Thursday, 24 October 2019

How we interact with the cloud has always been tricky to say the least. But no more. Where once this was a convoluted mishmash of ideas – with everyone testing and learning on the job – we’re now able to make an elegant cloud/remote pipeline function. No longer are we bound to merely some level of success or failure, utilising fire and forget cloud render providers, and watching ever longer transfer times only to see your output returned incorrect.

Cloud Workflows Are Finally Here

Today we really have got a handle on what an ideal cloud workflow can look like for companies and how much they want to expose/integrate themselves with remote workflows or private clouds.

More and more, we are seeing companies working together remotely or utilising a wider freelance audience, and changing what they can achieve by using talent from anywhere in the world.

Company workflows are evolving from moving data via Google Drive or Dropbox, trying to work around the limitations of fair use policies, to a remote desktop workflow. The transformation means businesses can leave data in one place, enabling external users to access a remote workstation or use the whole available pipeline. 

With this new workflow we do not have the issues of shifting ever larger datasets from one user to the next and have no more concerns of that data falling into the wrong hands. It allows large amounts of remote users all accessing a single pipeline to take advantage of the infrastructure that you have to offer: render farm, storage, and proprietary tools that you would not normally share with external companies.

Some businesses have begun outsourcing specialist work on collaborative projects.
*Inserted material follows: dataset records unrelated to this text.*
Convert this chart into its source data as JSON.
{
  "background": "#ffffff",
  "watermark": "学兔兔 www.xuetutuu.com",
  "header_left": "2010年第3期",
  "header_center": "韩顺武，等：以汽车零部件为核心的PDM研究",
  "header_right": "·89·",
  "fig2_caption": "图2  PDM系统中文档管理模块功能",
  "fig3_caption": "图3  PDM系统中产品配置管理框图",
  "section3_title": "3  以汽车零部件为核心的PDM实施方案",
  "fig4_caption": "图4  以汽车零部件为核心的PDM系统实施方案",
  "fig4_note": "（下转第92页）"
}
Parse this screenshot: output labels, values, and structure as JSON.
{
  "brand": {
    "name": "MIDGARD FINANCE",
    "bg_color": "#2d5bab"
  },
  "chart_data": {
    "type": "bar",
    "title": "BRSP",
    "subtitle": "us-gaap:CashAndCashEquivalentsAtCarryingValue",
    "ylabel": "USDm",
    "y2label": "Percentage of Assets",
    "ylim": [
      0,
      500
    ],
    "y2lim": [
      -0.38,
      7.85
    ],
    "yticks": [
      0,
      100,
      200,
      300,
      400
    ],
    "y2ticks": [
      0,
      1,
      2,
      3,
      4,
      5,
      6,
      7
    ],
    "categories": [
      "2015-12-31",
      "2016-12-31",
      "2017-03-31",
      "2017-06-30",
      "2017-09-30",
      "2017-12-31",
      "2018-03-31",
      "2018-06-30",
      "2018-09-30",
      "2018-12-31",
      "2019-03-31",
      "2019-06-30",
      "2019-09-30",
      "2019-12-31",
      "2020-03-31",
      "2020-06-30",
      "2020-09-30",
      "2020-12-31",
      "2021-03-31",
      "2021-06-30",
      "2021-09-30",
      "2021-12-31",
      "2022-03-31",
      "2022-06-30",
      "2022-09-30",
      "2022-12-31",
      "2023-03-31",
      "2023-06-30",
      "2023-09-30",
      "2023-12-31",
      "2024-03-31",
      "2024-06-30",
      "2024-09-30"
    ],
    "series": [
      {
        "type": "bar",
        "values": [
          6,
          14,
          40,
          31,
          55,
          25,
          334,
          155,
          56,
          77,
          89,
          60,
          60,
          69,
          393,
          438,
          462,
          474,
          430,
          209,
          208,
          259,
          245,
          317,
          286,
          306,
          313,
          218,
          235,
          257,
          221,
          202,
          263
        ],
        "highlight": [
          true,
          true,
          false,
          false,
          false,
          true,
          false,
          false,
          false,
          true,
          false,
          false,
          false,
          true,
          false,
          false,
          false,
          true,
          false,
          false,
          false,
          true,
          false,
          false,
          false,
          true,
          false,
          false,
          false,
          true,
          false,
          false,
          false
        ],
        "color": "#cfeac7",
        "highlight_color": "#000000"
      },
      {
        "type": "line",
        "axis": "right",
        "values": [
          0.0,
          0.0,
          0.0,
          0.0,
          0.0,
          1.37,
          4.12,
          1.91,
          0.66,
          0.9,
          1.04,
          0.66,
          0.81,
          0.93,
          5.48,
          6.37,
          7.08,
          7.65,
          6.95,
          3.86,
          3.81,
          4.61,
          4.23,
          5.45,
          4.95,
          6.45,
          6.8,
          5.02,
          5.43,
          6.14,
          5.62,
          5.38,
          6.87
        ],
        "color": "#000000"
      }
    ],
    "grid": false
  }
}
Cloud workflows enable animation companies to take on heavy VFX projects and and focus on the animation part of the process while they outsource the 3D modelling and rendering elements. Games companies are also using outsourced workflows for asset generation – never having to worry about their assets leaving their facility.

The use of cloud and private cloud has become much more obvious and takes advantage of the location of your infrastructure. On premises infrastructure can be opened up via remote workstations to freelancers and external companies, while the next level up (colocation) utilises a data centre’s capabilities in connectivity to leverage an improved experience over the limitations of the internet connection in your building. This is the rise of the full hybrid solution.

The 3rd stage of dealing with the big three cloud providers (Amazon, Google, and Microsoft) offers unlimited render, offsite backup, disaster recovery, and remote workstations to enable even greater flexibility over even greater distances. Now, conceivably, you can leverage a worldwide workforce.

We have successfully tackled all of these workflows from building-to-building internal expansion, all the way to a hybrid workflow with one of the big three.

This becomes just an execution of data movement between your local/co-located infrastructure and cloud provider of choice. And for this there are numerous approaches that can be taken.